Centrifuge for one minute. Aspirate the supernatant. And re-suspend the pellet in zero point two, five percent Trypsin.

Incubate the islets for 10 minutes at 37 degrees Celsius using a one milliliter pipet to aspirate and dispense the islets 10 times at five and 10 minutes. After the second triteration, count a 20 microliter sample of the trypsinized islet cells. If the tissues are fully digested, suspend the dissociative islet cells at a four point five times ten to the four cell per milliliter concentration in islet function medium.

Then use a 12 well manifold aspirator to remove the 804G condition medium from the previously prepared 384 well plate. And sieve 70 microliters of islets per well into rows c to n in columns four to 21. Allow the islets to adhere in the tissue culture incubator for 48 hours.

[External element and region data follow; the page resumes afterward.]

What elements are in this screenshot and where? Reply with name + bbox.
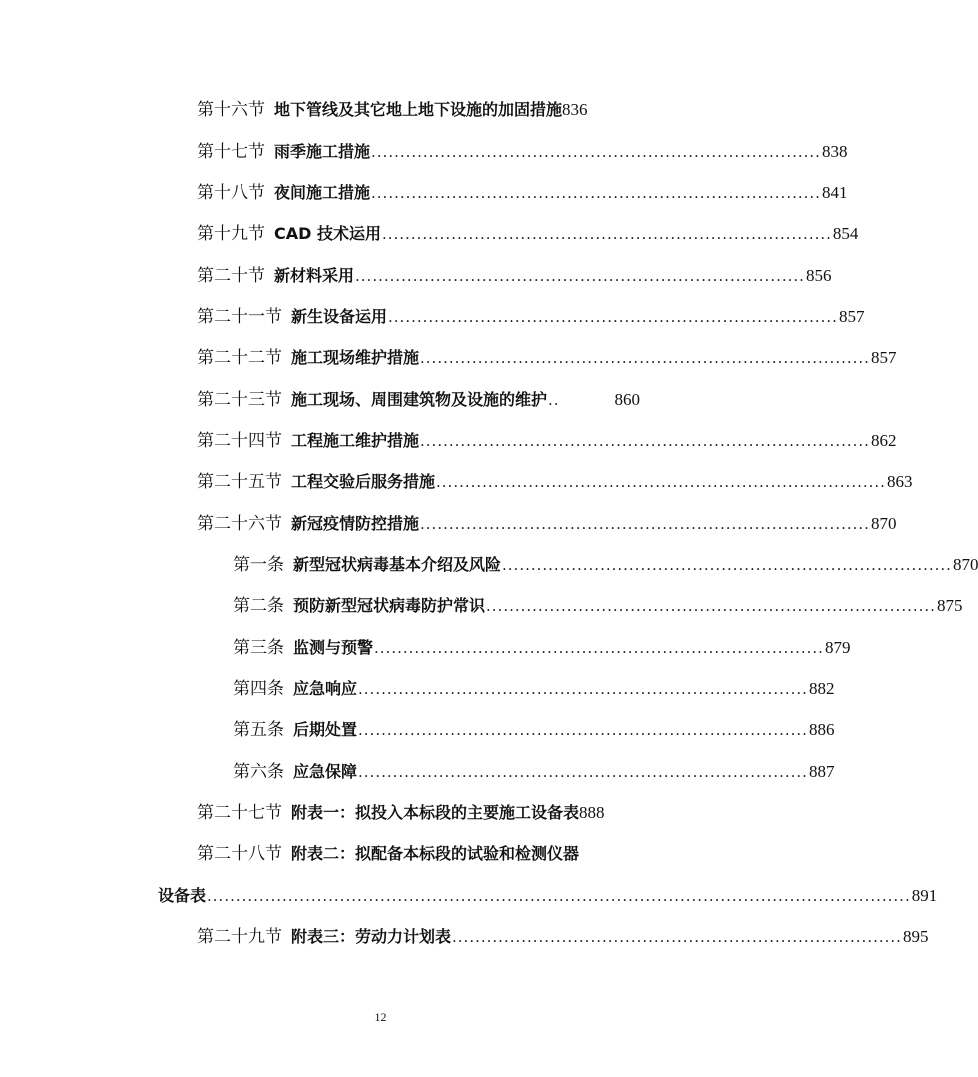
toc-entry-page: 838 bbox=[821, 142, 848, 161]
toc-entry-number: 第二十七节 bbox=[197, 803, 282, 823]
toc-entry-number: 第一条 bbox=[233, 555, 284, 575]
toc-leader-dots: .............................................................................. bbox=[486, 597, 936, 615]
toc-leader-dots: .............................................................................. bbox=[420, 349, 870, 367]
toc-entry bbox=[197, 137, 848, 167]
toc-entry bbox=[197, 798, 667, 828]
toc-entry-page: 870 bbox=[870, 514, 897, 533]
toc-entry-page: 860 bbox=[614, 390, 640, 409]
toc-leader-dots: .............................................................................. bbox=[420, 515, 870, 533]
toc-leader-dots: .............................................................................. bbox=[371, 143, 821, 161]
toc-entry bbox=[233, 674, 835, 704]
toc-entry-title: 新材料采用 bbox=[274, 266, 355, 285]
toc-entry bbox=[197, 219, 859, 249]
toc-entry bbox=[233, 757, 835, 787]
toc-entry bbox=[197, 385, 640, 415]
toc-entry-title: 附表一：拟投入本标段的主要施工设备表 bbox=[291, 803, 580, 822]
toc-leader-dots: .............................................................................. bbox=[502, 556, 952, 574]
toc-entry bbox=[233, 715, 835, 745]
toc-entry-number: 第六条 bbox=[233, 762, 284, 782]
toc-entry bbox=[197, 95, 647, 125]
toc-entry-number: 第二十五节 bbox=[197, 472, 282, 492]
toc-entry-number: 第十六节 bbox=[197, 100, 265, 120]
toc-entry-number: 第四条 bbox=[233, 679, 284, 699]
toc-entry-page: 879 bbox=[824, 638, 851, 657]
toc-leader-dots: .............................................................................. bbox=[436, 473, 886, 491]
toc-leader-dots: .............................................................................. bbox=[420, 432, 870, 450]
toc-entry-page: 856 bbox=[805, 266, 832, 285]
toc-entry-page: 862 bbox=[870, 431, 897, 450]
toc-entry-page: 882 bbox=[808, 679, 835, 698]
toc-leader-dots: .............................................................................. bbox=[388, 308, 838, 326]
toc-entry-title: 附表二：拟配备本标段的试验和检测仪器 bbox=[291, 844, 580, 863]
toc-entry-title: 应急保障 bbox=[293, 762, 358, 781]
toc-entry-page: 863 bbox=[886, 472, 913, 491]
toc-entry-number: 第三条 bbox=[233, 638, 284, 658]
toc-entry-number: 第二十节 bbox=[197, 266, 265, 286]
toc-entry bbox=[197, 178, 848, 208]
toc-leader-dots: .. bbox=[548, 391, 560, 409]
toc-entry-number: 第五条 bbox=[233, 720, 284, 740]
toc-leader-dots: .............................................................................. bbox=[358, 721, 808, 739]
toc-entry bbox=[233, 591, 963, 621]
toc-entry-title: 施工现场、周围建筑物及设施的维护 bbox=[291, 390, 548, 409]
toc-leader-dots: .............................................................................. bbox=[452, 928, 902, 946]
toc-entry-number: 第二十八节 bbox=[197, 844, 282, 864]
toc-entry-page: 888 bbox=[579, 803, 605, 822]
toc-entry-title: 预防新型冠状病毒防护常识 bbox=[293, 596, 486, 615]
toc-entry-number: 第二十一节 bbox=[197, 307, 282, 327]
toc-entry-title: 地下管线及其它地上地下设施的加固措施 bbox=[274, 100, 563, 119]
toc-entry bbox=[233, 550, 978, 580]
toc-entry bbox=[233, 633, 851, 663]
toc-entry-page: 841 bbox=[821, 183, 848, 202]
toc-entry-title: 后期处置 bbox=[293, 720, 358, 739]
toc-entry-page: 887 bbox=[808, 762, 835, 781]
toc-entry-page: 854 bbox=[832, 224, 859, 243]
toc-entry-title: 附表三：劳动力计划表 bbox=[291, 927, 452, 946]
toc-leader-dots: .............................................................................. bbox=[374, 639, 824, 657]
toc-entry-number: 第二条 bbox=[233, 596, 284, 616]
toc-entry bbox=[197, 839, 647, 869]
toc-entry bbox=[197, 426, 897, 456]
toc-entry bbox=[197, 302, 865, 332]
toc-entry-title: 雨季施工措施 bbox=[274, 142, 371, 161]
toc-leader-dots: .............................................................................. bbox=[381, 225, 832, 243]
toc-entry-page: 857 bbox=[870, 348, 897, 367]
toc-entry-page: 870 bbox=[952, 555, 978, 574]
toc-entry-page: 895 bbox=[902, 927, 929, 946]
toc-entry-number: 第二十六节 bbox=[197, 514, 282, 534]
toc-entry bbox=[197, 261, 832, 291]
toc-entry-number: 第十九节 bbox=[197, 224, 265, 244]
toc-entry-page: 857 bbox=[838, 307, 865, 326]
toc-entry-title: 新冠疫情防控措施 bbox=[291, 514, 420, 533]
toc-entry-title: 施工现场维护措施 bbox=[291, 348, 420, 367]
toc-leader-dots: .............................................................................. bbox=[371, 184, 821, 202]
toc-entry-title: 设备表 bbox=[158, 886, 207, 905]
toc-entry-page: 875 bbox=[936, 596, 963, 615]
toc-entry-continuation bbox=[158, 881, 938, 911]
toc-entry bbox=[197, 467, 913, 497]
toc-entry-number: 第二十二节 bbox=[197, 348, 282, 368]
toc-entry-number: 第十八节 bbox=[197, 183, 265, 203]
toc-entry bbox=[197, 922, 929, 952]
toc-entry-title: 应急响应 bbox=[293, 679, 358, 698]
toc-entry-page: 891 bbox=[911, 886, 938, 905]
toc-entry-number: 第二十三节 bbox=[197, 390, 282, 410]
toc-entry-title: 工程交验后服务措施 bbox=[291, 472, 436, 491]
toc-entry-title: 工程施工维护措施 bbox=[291, 431, 420, 450]
toc-entry-title: CAD 技术运用 bbox=[274, 224, 381, 243]
toc-entry-title: 新生设备运用 bbox=[291, 307, 388, 326]
toc-leader-dots: .............................................................................. bbox=[358, 763, 808, 781]
toc-entry bbox=[197, 509, 897, 539]
toc-leader-dots: .......................................................................................................................... bbox=[207, 887, 911, 905]
toc-entry-page: 836 bbox=[562, 100, 588, 119]
toc-entry-title: 夜间施工措施 bbox=[274, 183, 371, 202]
toc-entry-title: 监测与预警 bbox=[293, 638, 374, 657]
toc-leader-dots: .............................................................................. bbox=[358, 680, 808, 698]
toc-entry-number: 第二十四节 bbox=[197, 431, 282, 451]
toc-entry-title: 新型冠状病毒基本介绍及风险 bbox=[293, 555, 502, 574]
toc-leader-dots: .............................................................................. bbox=[355, 267, 805, 285]
toc-entry-page: 886 bbox=[808, 720, 835, 739]
page-number: 12 bbox=[374, 1010, 387, 1024]
toc-entry bbox=[197, 343, 897, 373]
toc-entry-number: 第二十九节 bbox=[197, 927, 282, 947]
toc-entry-number: 第十七节 bbox=[197, 142, 265, 162]
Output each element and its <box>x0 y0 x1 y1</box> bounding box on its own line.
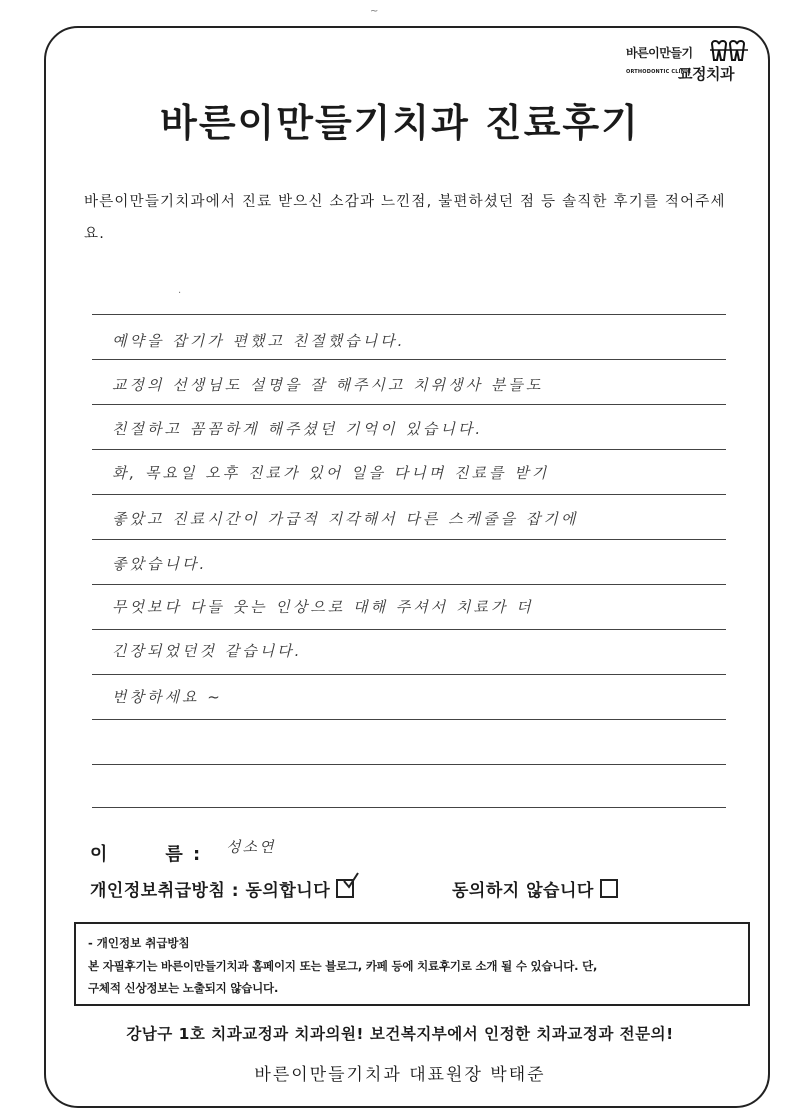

After two day, use the 12 well manifold aspirator to carefully remove the islet medium and use a 12 channel pipet to add 35 microliters of islet function medium to each well. Then transfer 35 microliters of the freshly prepared two, x compound solutions of interest to each well. And return the islets to the incubator for another 48 hours.

After 48 hours, fix, stain, and analyze the compound treated islets cultures using an automated high content imaging platform. In a typical experiment, the replication rate of the DAPI, PD-1 and insulin positive beta cells is determined by the percentage of beta cells co-expressing Ki-67. Alpha cell replication is measured as the percentage of DAPI positive, PD negative, Glucagon positive, Ki-67 co-expressing cells.

For example in this representative experiment, Dipryridamole was observed to promote the replication of beta but not alpha cells. This technique can be completed in seven days. Following this procedure compounds that in the beta cell replication can be studied further to reveal the mechanisms of action.

This technique has enabled researches in the field of beta cell biology to identify new signaling factors and pathways that regulate beta cell growth. After watching this video, you should have a good understanding of how to test the ability of small molecules to selective stimulate beta cell regeneration.